Hinsichtlich der beruflichen Weiterentwicklung sind die EFAD-Ausbildungsstandards von besonderer Bedeutung: Sie wurden auf Basis einer europaweiten Umfrage entwickelt und bilden jetzt ein vor dem Hintergrund der ausstehenden Novellierung der Diätassistentenausbildung viel zitiertes Grundsatzpapier. Für den VDD sind die EFAD-Ausbildungsstandards damit derzeit die Messlatte für die berufliche Ausbildung hierzulande.

EFAD nimmt auch Stellung zu wichtigen ernährungspolitischen Themen und hat im vergangenen Jahr die vielbeachtete „Budapester Resolution“ verabschiedet: Sie fordert, eine adäquate Ernährungsversorgung (nutritional care) für alle als Menschenrecht anzuerkennen. Sie empfiehlt dringend, dass die diätetische Betreuung ein integraler Bestandteil der Ernährungsversorgung sein sollte, um sicherzustellen, dass niemand zurückbleibt.

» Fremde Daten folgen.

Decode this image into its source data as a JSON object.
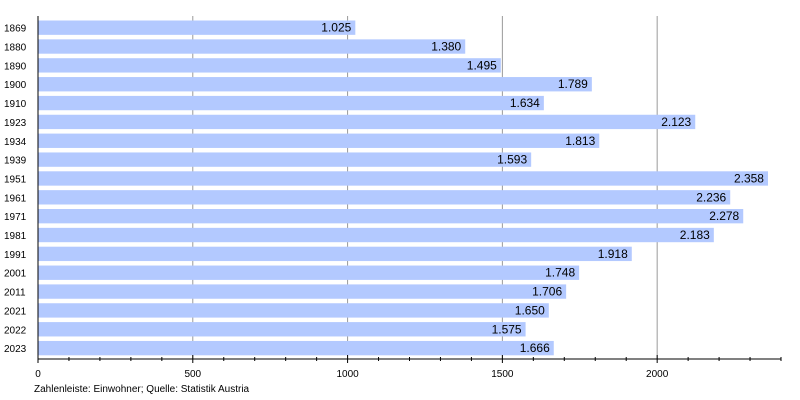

Der VDD hat sie im November 2022 unterzeichnet. EFAD ist zudem seit 2018 als nichtstaatlicher Akteur bei der europäischen Sektion der Weltgesundheitsorganisation WHO akkreditiert und arbeitet im Rahmen der Leitlinienarbeit eng mit ESPEN[2] zusammen.

EFAD verfügt über Ausschüsse zu den Themen Education and Lifelong Learning, Professional Practice, Research and Evidence Based Practice sowie sieben Expertennetzwerke (ESDN[3]). Das sind:

  • ESDN Gastroenterology

  • ESDN Obesity

  • ESDN Older Adults

  • ESDN Oncology

  • ESDN Public Health

  • ESDN Sports and Physical Activity

  • ESDN Primary Care

Hier arbeiten Uta Köpcke als Mitglied des Education and Lifelong Learning Ausschusses mit, Robert Speer (Sprecher der VDD Fachgruppe Geriatrie) als Mitglied des Expertennetzwerkes Older Adults und Dr. Nicole Erickson (VDD Fachgruppe Onkologie) als Sprecherin des Expertennetzwerkes Oncology.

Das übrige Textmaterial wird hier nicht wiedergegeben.